Done well, photography is poetry, communicating various inflections of the human experience. If an image does not pull you to take it, that quality of evoking viewer engagement and emotion is not there, after all, at some plane we all resonate as one.
Emerging Trillium Sessile -- Lost Valley 3/9 |
There is no need for a bloom. An effective photo can be carried by light, texture, lines and color. This image is rich in contrasting forms and textures.
To get a photo like this one you need to take pictures at the ends of the day. Low angular light is a key ingredient that animates texture and form with subtle shadows and gradients of light. What I often see is a nuanced composition absolutely fried by on-camera flash. Found light is your friend.
Found light and long tonal scales separate an artistic composition from a snap shot.
Emerging Trillium Sessile 2. Lost Valley 3/9 |
Maybe the biggest lesson here is to give your compositions space, and please, don't just slam your subject in the center of the frame. I call those pictures "splats". I have taken my share of splats, but I hardly do anymore. Getting past "splats" is the first step to creating your photographic voice.
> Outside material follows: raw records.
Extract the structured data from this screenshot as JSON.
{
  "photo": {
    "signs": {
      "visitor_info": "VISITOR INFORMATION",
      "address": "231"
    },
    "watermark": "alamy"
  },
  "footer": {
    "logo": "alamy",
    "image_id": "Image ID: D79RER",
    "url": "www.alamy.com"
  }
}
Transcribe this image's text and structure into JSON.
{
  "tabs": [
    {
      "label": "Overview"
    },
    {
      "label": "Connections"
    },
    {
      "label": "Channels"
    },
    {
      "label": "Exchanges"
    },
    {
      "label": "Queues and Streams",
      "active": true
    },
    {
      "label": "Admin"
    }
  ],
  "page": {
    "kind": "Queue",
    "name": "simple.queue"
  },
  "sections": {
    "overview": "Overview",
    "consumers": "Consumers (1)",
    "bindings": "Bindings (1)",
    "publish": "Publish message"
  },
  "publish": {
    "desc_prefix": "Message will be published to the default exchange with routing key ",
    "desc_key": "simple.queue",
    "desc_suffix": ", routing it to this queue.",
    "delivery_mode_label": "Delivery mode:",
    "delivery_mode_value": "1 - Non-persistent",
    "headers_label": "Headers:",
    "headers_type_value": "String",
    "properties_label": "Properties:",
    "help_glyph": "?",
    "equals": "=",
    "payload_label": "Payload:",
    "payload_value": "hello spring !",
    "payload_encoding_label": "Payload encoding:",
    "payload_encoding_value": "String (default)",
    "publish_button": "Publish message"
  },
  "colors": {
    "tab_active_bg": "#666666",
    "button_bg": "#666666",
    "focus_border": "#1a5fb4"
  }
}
The natural experience is both subject and context. Mine the context.
Now back to my first and most essential takeaway point. If you are to find your voice, you need to think, you need to question, you need to experiment and you need to fail. Be fearless about failure, failure leads you to insight and learning. If you gain a critical insight from coming up short is that really a failure? I don't think so.
I believe it was Einstein who said "insanity is doing the same thing and expecting a different result". Be thoughtful. Ask questions and experiment -- dig in. Inspired photography is about thoughtful hard work. Try this and that, learn, and bring together all that learning. You will find your voice.